Le Groupe des Six (Allemagne, Chine, Etats-Unis, France, Grande-Bretagne et Russie) et l’Iran se sont retrouvés la semaine dernière à Genève pour tenter de lever les doutes de la communauté internationale sur le caractère uniquement civil du programme nucléaire iranien.
Les Etats-Unis ont qualifié les discussions de “positives” tout en insistant sur le fait qu’ils en attendaient “plus” de la part de Téhéran.
De son côté, le président de la commission Bancaire, Christopher Dodd, s’est montré déterminé à produire un texte dès ce mois-ci. «Dans les deux prochaines semaines», a-t-il dit à l’AFP.
«Je suis déterminé à faire en sorte que cette législature donne au président Obama les outils dont il a besoin pour affronter les menaces posées par l’Iran», a ajouté le sénateur démocrate devant la commission.
Le projet de loi rassemblerait les idées de plusieurs sénateurs démocrates et républicains qui ont travaillé sur la question et proposé des textes comportant des sanctions.
Parmi les mesures proposées figurent notamment des pénalités qui seraient imposées aux compagnies contribuant aux importations d’essence par l’Iran ou aidant Téhéran à améliorer ses capacités de raffinage.
En outre, M. Dodd a ajouté, sans autre précision, que son projet de loi comporterait un «renforcement de l’embargo commercial sur l’Iran».
Parallèlement, M. Steinberg a noté que «les Russes semblent un peu plus ouverts à des sanctions supplémentaires», mais que les négociations diplomatiques doivent continuer avec l’Iran car elles représentent une clé du soutien de Moscou.
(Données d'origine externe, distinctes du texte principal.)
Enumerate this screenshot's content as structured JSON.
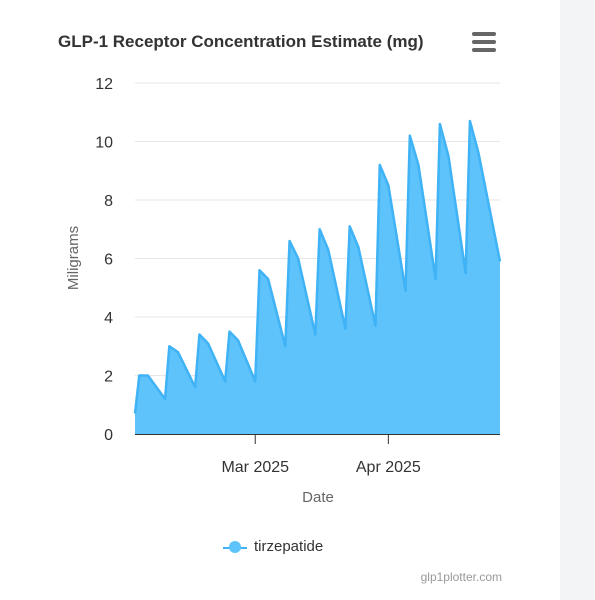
{
  "title": "GLP-1 Receptor Concentration Estimate (mg)",
  "menu_icon": "hamburger-menu-icon",
  "credits": "glp1plotter.com",
  "colors": {
    "series": "#3fb3f5",
    "fill": "#5ec2fb",
    "axis": "#333333",
    "grid": "#e6e6e6",
    "label": "#666666"
  },
  "chart_data": {
    "type": "area",
    "title": "GLP-1 Receptor Concentration Estimate (mg)",
    "xlabel": "Date",
    "ylabel": "Miligrams",
    "ylim": [
      0,
      12
    ],
    "yticks": [
      0,
      2,
      4,
      6,
      8,
      10,
      12
    ],
    "xlim": [
      "2025-02-01",
      "2025-04-27"
    ],
    "xticks": [
      {
        "date": "2025-03-01",
        "label": "Mar 2025"
      },
      {
        "date": "2025-04-01",
        "label": "Apr 2025"
      }
    ],
    "grid": true,
    "legend": "bottom-center",
    "series": [
      {
        "name": "tirzepatide",
        "points": [
          [
            "2025-02-01",
            0.7
          ],
          [
            "2025-02-02",
            2.0
          ],
          [
            "2025-02-04",
            2.0
          ],
          [
            "2025-02-08",
            1.2
          ],
          [
            "2025-02-09",
            3.0
          ],
          [
            "2025-02-11",
            2.8
          ],
          [
            "2025-02-15",
            1.6
          ],
          [
            "2025-02-16",
            3.4
          ],
          [
            "2025-02-18",
            3.1
          ],
          [
            "2025-02-22",
            1.8
          ],
          [
            "2025-02-23",
            3.5
          ],
          [
            "2025-02-25",
            3.2
          ],
          [
            "2025-03-01",
            1.8
          ],
          [
            "2025-03-02",
            5.6
          ],
          [
            "2025-03-04",
            5.3
          ],
          [
            "2025-03-08",
            3.0
          ],
          [
            "2025-03-09",
            6.6
          ],
          [
            "2025-03-11",
            6.0
          ],
          [
            "2025-03-15",
            3.4
          ],
          [
            "2025-03-16",
            7.0
          ],
          [
            "2025-03-18",
            6.3
          ],
          [
            "2025-03-22",
            3.6
          ],
          [
            "2025-03-23",
            7.1
          ],
          [
            "2025-03-25",
            6.4
          ],
          [
            "2025-03-29",
            3.7
          ],
          [
            "2025-03-30",
            9.2
          ],
          [
            "2025-04-01",
            8.5
          ],
          [
            "2025-04-05",
            4.9
          ],
          [
            "2025-04-06",
            10.2
          ],
          [
            "2025-04-08",
            9.2
          ],
          [
            "2025-04-12",
            5.3
          ],
          [
            "2025-04-13",
            10.6
          ],
          [
            "2025-04-15",
            9.5
          ],
          [
            "2025-04-19",
            5.5
          ],
          [
            "2025-04-20",
            10.7
          ],
          [
            "2025-04-22",
            9.6
          ],
          [
            "2025-04-27",
            5.9
          ]
        ]
      }
    ]
  }
}
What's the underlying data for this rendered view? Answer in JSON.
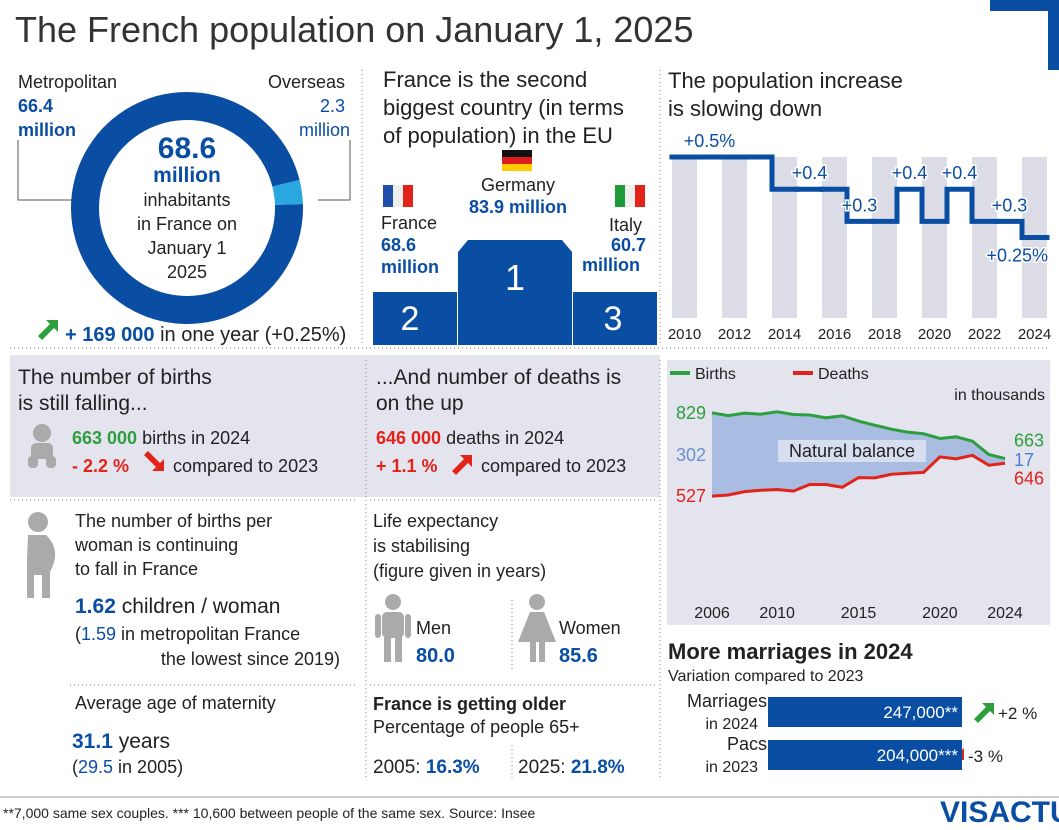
{
  "title": "The French population on January 1, 2025",
  "chart_data": [
    {
      "type": "donut",
      "categories": [
        "Metropolitan",
        "Overseas"
      ],
      "values": [
        66.4,
        2.3
      ],
      "unit": "million",
      "colors": [
        "#0a4ea3",
        "#2aa7df"
      ],
      "center": {
        "value": "68.6",
        "unit": "million",
        "lines": [
          "inhabitants",
          "in France on",
          "January 1",
          "2025"
        ]
      },
      "change": {
        "value": "+ 169 000",
        "text": " in one year (+0.25%)"
      }
    },
    {
      "type": "step",
      "title": [
        "The population increase",
        "is slowing down"
      ],
      "x": [
        2010,
        2011,
        2012,
        2013,
        2014,
        2015,
        2016,
        2017,
        2018,
        2019,
        2020,
        2021,
        2022,
        2023,
        2024
      ],
      "values": [
        0.5,
        0.5,
        0.5,
        0.5,
        0.4,
        0.4,
        0.4,
        0.3,
        0.3,
        0.4,
        0.3,
        0.4,
        0.3,
        0.3,
        0.25
      ],
      "value_labels": [
        null,
        "+0.5%",
        null,
        null,
        null,
        "+0.4",
        null,
        "+0.3",
        null,
        "+0.4",
        null,
        "+0.4",
        null,
        "+0.3",
        "+0.25%"
      ],
      "xlim": [
        2009.5,
        2024.5
      ],
      "xticks": [
        2010,
        2012,
        2014,
        2016,
        2018,
        2020,
        2022,
        2024
      ],
      "ylim": [
        0,
        0.5
      ],
      "color": "#0a4ea3"
    },
    {
      "type": "line",
      "subtitle": "in thousands",
      "x": [
        2006,
        2007,
        2008,
        2009,
        2010,
        2011,
        2012,
        2013,
        2014,
        2015,
        2016,
        2017,
        2018,
        2019,
        2020,
        2021,
        2022,
        2023,
        2024
      ],
      "series": [
        {
          "name": "Births",
          "color": "#2e9e3e",
          "values": [
            829,
            819,
            828,
            824,
            833,
            823,
            821,
            811,
            818,
            799,
            784,
            770,
            759,
            753,
            736,
            742,
            726,
            678,
            663
          ]
        },
        {
          "name": "Deaths",
          "color": "#e2231a",
          "values": [
            527,
            531,
            543,
            548,
            551,
            545,
            569,
            569,
            559,
            594,
            593,
            606,
            610,
            613,
            669,
            662,
            675,
            639,
            646
          ]
        }
      ],
      "balance": {
        "label": "Natural balance",
        "start": "302",
        "end": "17"
      },
      "xlim": [
        2006,
        2024
      ],
      "xticks": [
        2006,
        2010,
        2015,
        2020,
        2024
      ],
      "ylim": [
        150,
        930
      ]
    }
  ],
  "podium": {
    "title": [
      "France is the second",
      "biggest country (in terms",
      "of population) in the EU"
    ],
    "places": [
      {
        "country": "Germany",
        "value": "83.9 million",
        "rank": "1"
      },
      {
        "country": "France",
        "value": "68.6",
        "unit": "million",
        "rank": "2"
      },
      {
        "country": "Italy",
        "value": "60.7",
        "unit": "million",
        "rank": "3"
      }
    ]
  },
  "births": {
    "title": [
      "The number of births",
      "is still falling..."
    ],
    "value": "663 000",
    "text": " births in 2024",
    "change": "- 2.2 %",
    "compare": " compared to 2023"
  },
  "deaths": {
    "title": [
      "...And number of deaths is",
      "on the up"
    ],
    "value": "646 000",
    "text": " deaths in 2024",
    "change": "+ 1.1 %",
    "compare": " compared to 2023"
  },
  "fertility": {
    "title": [
      "The number of births per",
      "woman is continuing",
      "to fall in France"
    ],
    "value": "1.62",
    "unit": " children / woman",
    "note": [
      "(",
      "1.59",
      " in metropolitan France",
      "the lowest since 2019)"
    ]
  },
  "maternity": {
    "title": "Average age of maternity",
    "value": "31.1",
    "unit": " years",
    "note": [
      "(",
      "29.5",
      " in 2005)"
    ]
  },
  "life": {
    "title": [
      "Life expectancy",
      "is stabilising",
      "(figure given in years)"
    ],
    "men": {
      "label": "Men",
      "value": "80.0"
    },
    "women": {
      "label": "Women",
      "value": "85.6"
    }
  },
  "older": {
    "title": "France is getting older",
    "subtitle": "Percentage of people 65+",
    "items": [
      {
        "year": "2005: ",
        "value": "16.3%"
      },
      {
        "year": "2025: ",
        "value": "21.8%"
      }
    ]
  },
  "marriages": {
    "title": "More marriages in 2024",
    "subtitle": "Variation compared to 2023",
    "rows": [
      {
        "label": [
          "Marriages",
          "in 2024"
        ],
        "value": "247,000**",
        "change": "+2 %"
      },
      {
        "label": [
          "Pacs",
          "in 2023"
        ],
        "value": "204,000***",
        "change": "-3 %"
      }
    ]
  },
  "footer": {
    "note": "**7,000 same sex couples. *** 10,600 between people of the same sex. Source: Insee",
    "logo": "VISACTU"
  }
}
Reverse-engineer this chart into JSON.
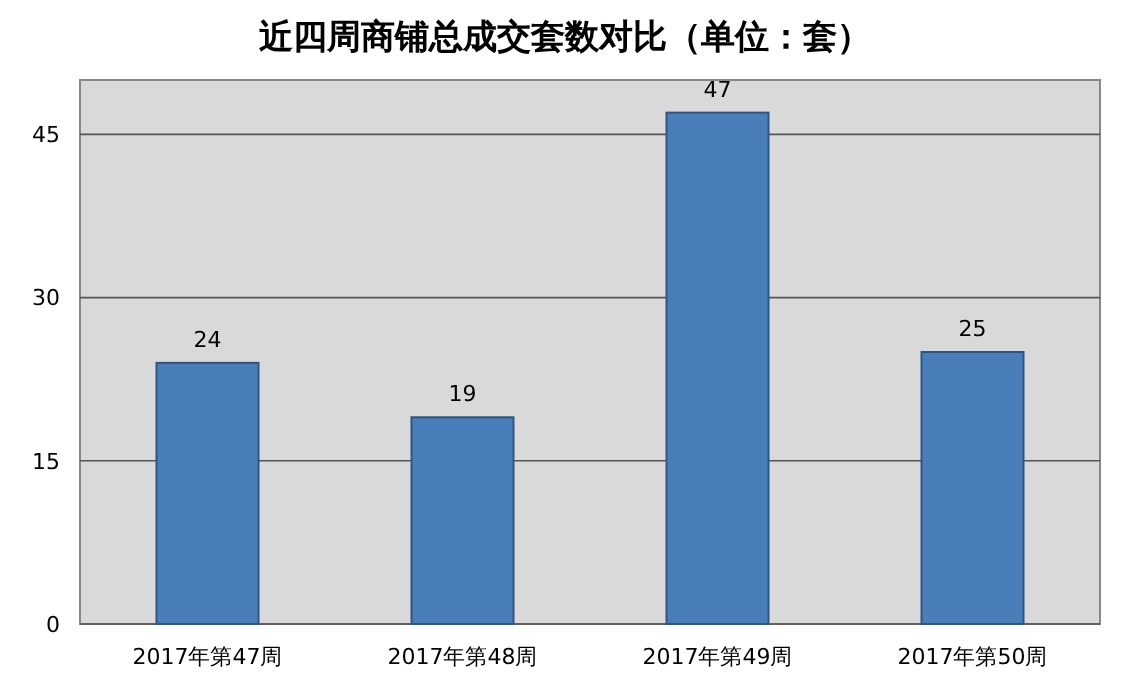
{
  "chart_data": {
    "type": "bar",
    "title": "近四周商铺总成交套数对比（单位：套）",
    "categories": [
      "2017年第47周",
      "2017年第48周",
      "2017年第49周",
      "2017年第50周"
    ],
    "values": [
      24,
      19,
      47,
      25
    ],
    "color": "#4a7ebb",
    "ylim": [
      0,
      50
    ],
    "yticks": [
      0,
      15,
      30,
      45
    ],
    "grid": "y",
    "data_labels": true
  }
}
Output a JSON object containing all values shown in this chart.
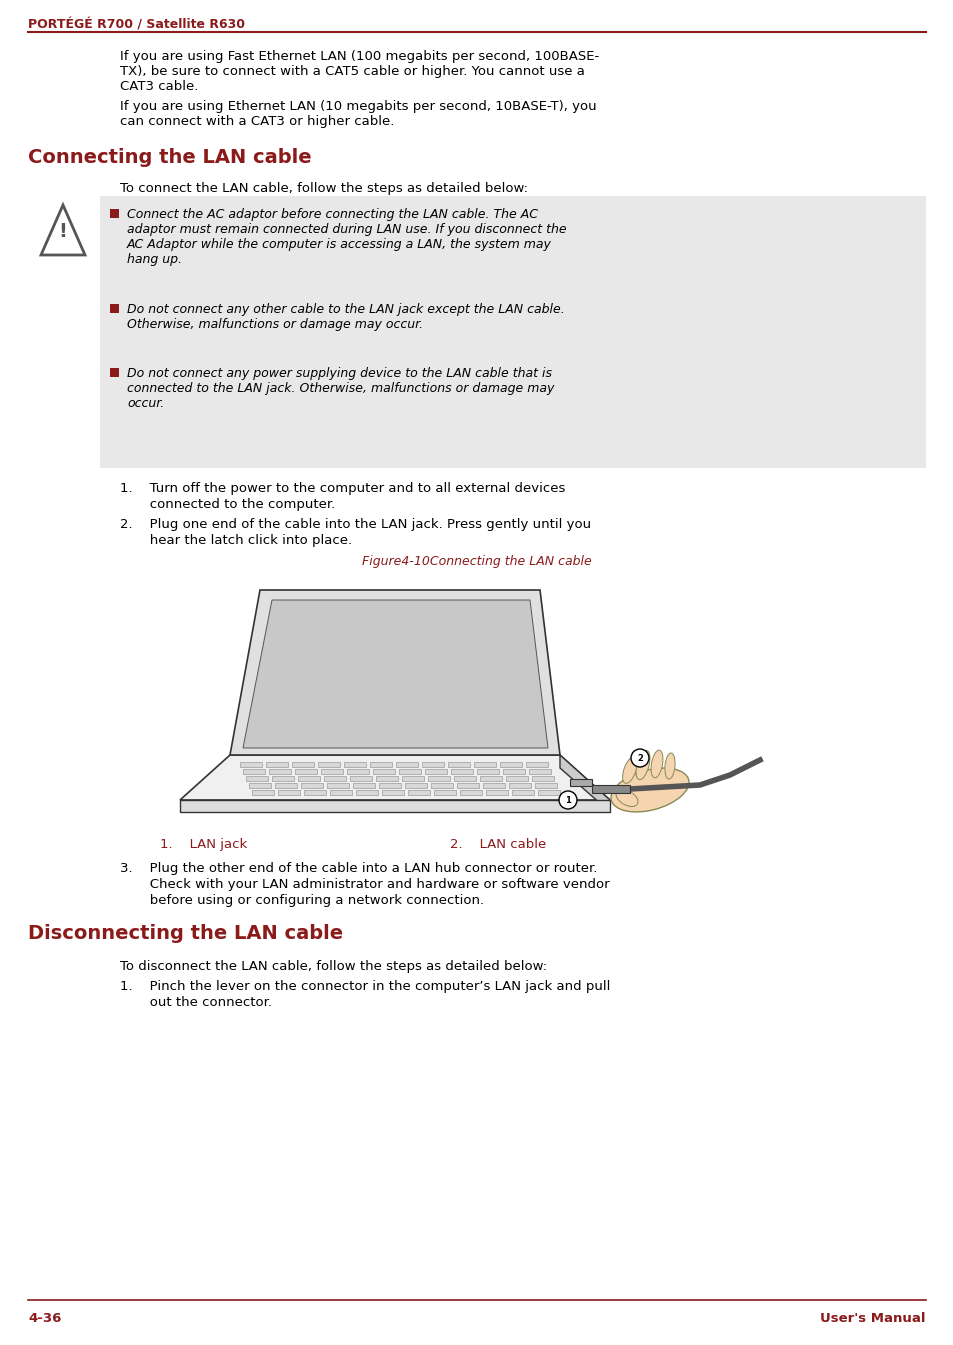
{
  "bg_color": "#ffffff",
  "dark_red": "#8B1A1A",
  "black": "#000000",
  "gray_bg": "#E8E8E8",
  "header_text": "PORTÉGÉ R700 / Satellite R630",
  "footer_left": "4-36",
  "footer_right": "User's Manual",
  "para1_line1": "If you are using Fast Ethernet LAN (100 megabits per second, 100BASE-",
  "para1_line2": "TX), be sure to connect with a CAT5 cable or higher. You cannot use a",
  "para1_line3": "CAT3 cable.",
  "para2_line1": "If you are using Ethernet LAN (10 megabits per second, 10BASE-T), you",
  "para2_line2": "can connect with a CAT3 or higher cable.",
  "section1_title": "Connecting the LAN cable",
  "section1_intro": "To connect the LAN cable, follow the steps as detailed below:",
  "warn1_line1": "Connect the AC adaptor before connecting the LAN cable. The AC",
  "warn1_line2": "adaptor must remain connected during LAN use. If you disconnect the",
  "warn1_line3": "AC Adaptor while the computer is accessing a LAN, the system may",
  "warn1_line4": "hang up.",
  "warn2_line1": "Do not connect any other cable to the LAN jack except the LAN cable.",
  "warn2_line2": "Otherwise, malfunctions or damage may occur.",
  "warn3_line1": "Do not connect any power supplying device to the LAN cable that is",
  "warn3_line2": "connected to the LAN jack. Otherwise, malfunctions or damage may",
  "warn3_line3": "occur.",
  "step1_line1": "1.    Turn off the power to the computer and to all external devices",
  "step1_line2": "       connected to the computer.",
  "step2_line1": "2.    Plug one end of the cable into the LAN jack. Press gently until you",
  "step2_line2": "       hear the latch click into place.",
  "fig_caption": "Figure4-10Connecting the LAN cable",
  "legend1": "1.    LAN jack",
  "legend2": "2.    LAN cable",
  "step3_line1": "3.    Plug the other end of the cable into a LAN hub connector or router.",
  "step3_line2": "       Check with your LAN administrator and hardware or software vendor",
  "step3_line3": "       before using or configuring a network connection.",
  "section2_title": "Disconnecting the LAN cable",
  "section2_intro": "To disconnect the LAN cable, follow the steps as detailed below:",
  "disc_step1_line1": "1.    Pinch the lever on the connector in the computer’s LAN jack and pull",
  "disc_step1_line2": "       out the connector."
}
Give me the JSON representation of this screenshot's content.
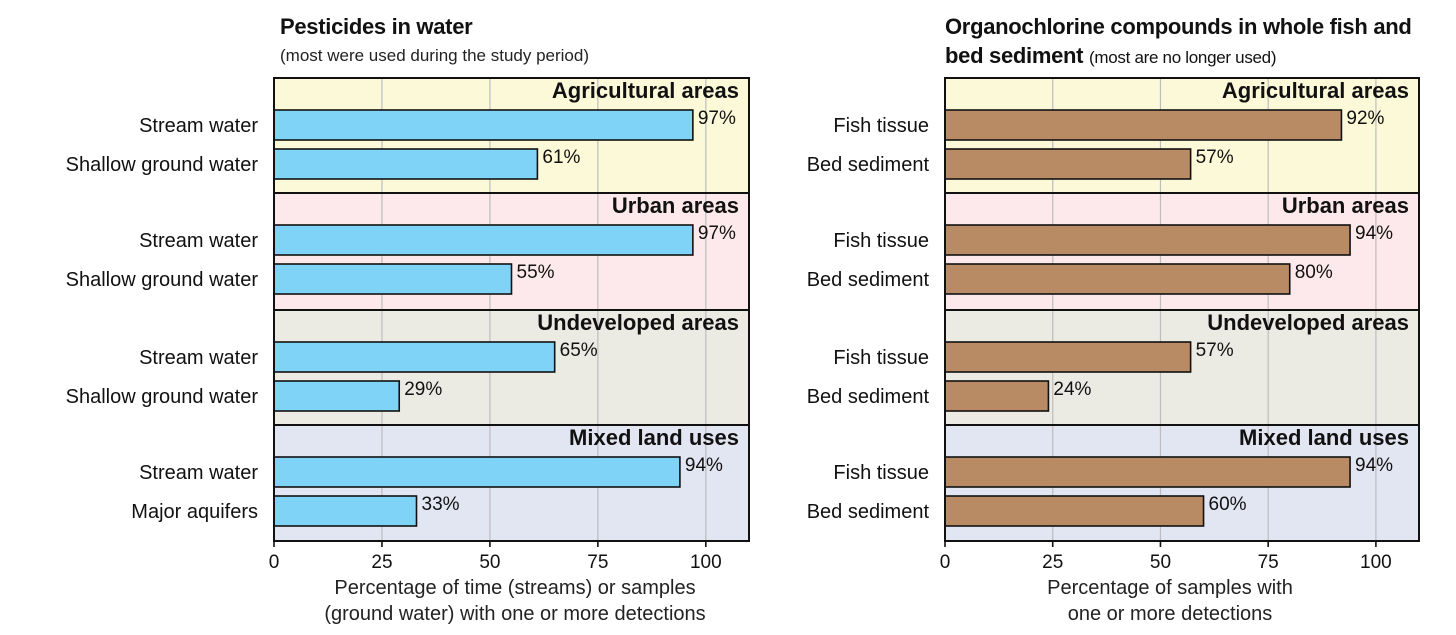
{
  "chart_data": [
    {
      "type": "bar",
      "orientation": "horizontal",
      "title": "Pesticides in water",
      "subtitle": "(most were used during the study period)",
      "xlabel_lines": [
        "Percentage of time (streams) or samples",
        "(ground water) with one or more detections"
      ],
      "xlim": [
        0,
        110
      ],
      "xticks": [
        "0",
        "25",
        "50",
        "75",
        "100"
      ],
      "grid": true,
      "bar_color": "#7fd3f7",
      "groups": [
        {
          "name": "Agricultural areas",
          "bg": "#fcf9d9",
          "bars": [
            {
              "label": "Stream water",
              "value": 97,
              "value_label": "97%"
            },
            {
              "label": "Shallow ground water",
              "value": 61,
              "value_label": "61%"
            }
          ]
        },
        {
          "name": "Urban areas",
          "bg": "#fde9eb",
          "bars": [
            {
              "label": "Stream water",
              "value": 97,
              "value_label": "97%"
            },
            {
              "label": "Shallow ground water",
              "value": 55,
              "value_label": "55%"
            }
          ]
        },
        {
          "name": "Undeveloped areas",
          "bg": "#ebeae3",
          "bars": [
            {
              "label": "Stream water",
              "value": 65,
              "value_label": "65%"
            },
            {
              "label": "Shallow ground water",
              "value": 29,
              "value_label": "29%"
            }
          ]
        },
        {
          "name": "Mixed land uses",
          "bg": "#e2e5f2",
          "bars": [
            {
              "label": "Stream water",
              "value": 94,
              "value_label": "94%"
            },
            {
              "label": "Major aquifers",
              "value": 33,
              "value_label": "33%"
            }
          ]
        }
      ]
    },
    {
      "type": "bar",
      "orientation": "horizontal",
      "title_line1": "Organochlorine compounds in whole fish and",
      "title_line2": "bed sediment",
      "subtitle": "(most are no longer used)",
      "xlabel_lines": [
        "Percentage of samples with",
        "one or more detections"
      ],
      "xlim": [
        0,
        110
      ],
      "xticks": [
        "0",
        "25",
        "50",
        "75",
        "100"
      ],
      "grid": true,
      "bar_color": "#b98b64",
      "groups": [
        {
          "name": "Agricultural areas",
          "bg": "#fcf9d9",
          "bars": [
            {
              "label": "Fish tissue",
              "value": 92,
              "value_label": "92%"
            },
            {
              "label": "Bed sediment",
              "value": 57,
              "value_label": "57%"
            }
          ]
        },
        {
          "name": "Urban areas",
          "bg": "#fde9eb",
          "bars": [
            {
              "label": "Fish tissue",
              "value": 94,
              "value_label": "94%"
            },
            {
              "label": "Bed sediment",
              "value": 80,
              "value_label": "80%"
            }
          ]
        },
        {
          "name": "Undeveloped areas",
          "bg": "#ebeae3",
          "bars": [
            {
              "label": "Fish tissue",
              "value": 57,
              "value_label": "57%"
            },
            {
              "label": "Bed sediment",
              "value": 24,
              "value_label": "24%"
            }
          ]
        },
        {
          "name": "Mixed land uses",
          "bg": "#e2e5f2",
          "bars": [
            {
              "label": "Fish tissue",
              "value": 94,
              "value_label": "94%"
            },
            {
              "label": "Bed sediment",
              "value": 60,
              "value_label": "60%"
            }
          ]
        }
      ]
    }
  ]
}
Du côté des Chinois, M. Steinberg, qui s’est rendu à Pékin la semaine dernière, estime que «les efforts vont payer», même si, reconnaît-il, les Chinois ont des «intérêts» dans la région.
M. Steinberg a reconnu que certaines sanctions pouvaient ne pas toucher le gouvernement iranien. Mais d’autres ont cette capacité, a-t-il dit, en citant l’exemple des Gardiens de la révolution qui pourraient être visés par des sanctions de façon «particulièrement efficace».
«D’ici à la fin du mois, nous aurons des indices clairs sur ce que sont leurs intentions», a-t-il dit en évoquant le 25 octobre, date à laquelle le nouveau site du programme nucléaire iranien pourra être inspecté.
De son côté, la Chambre des représentants a approuvé jeudi dernier un texte visant à sanctionner les compagnies étrangères qui vendent de l’essence à l’Iran, dans le cadre du projet de loi de budget de l’Energie pour 2010.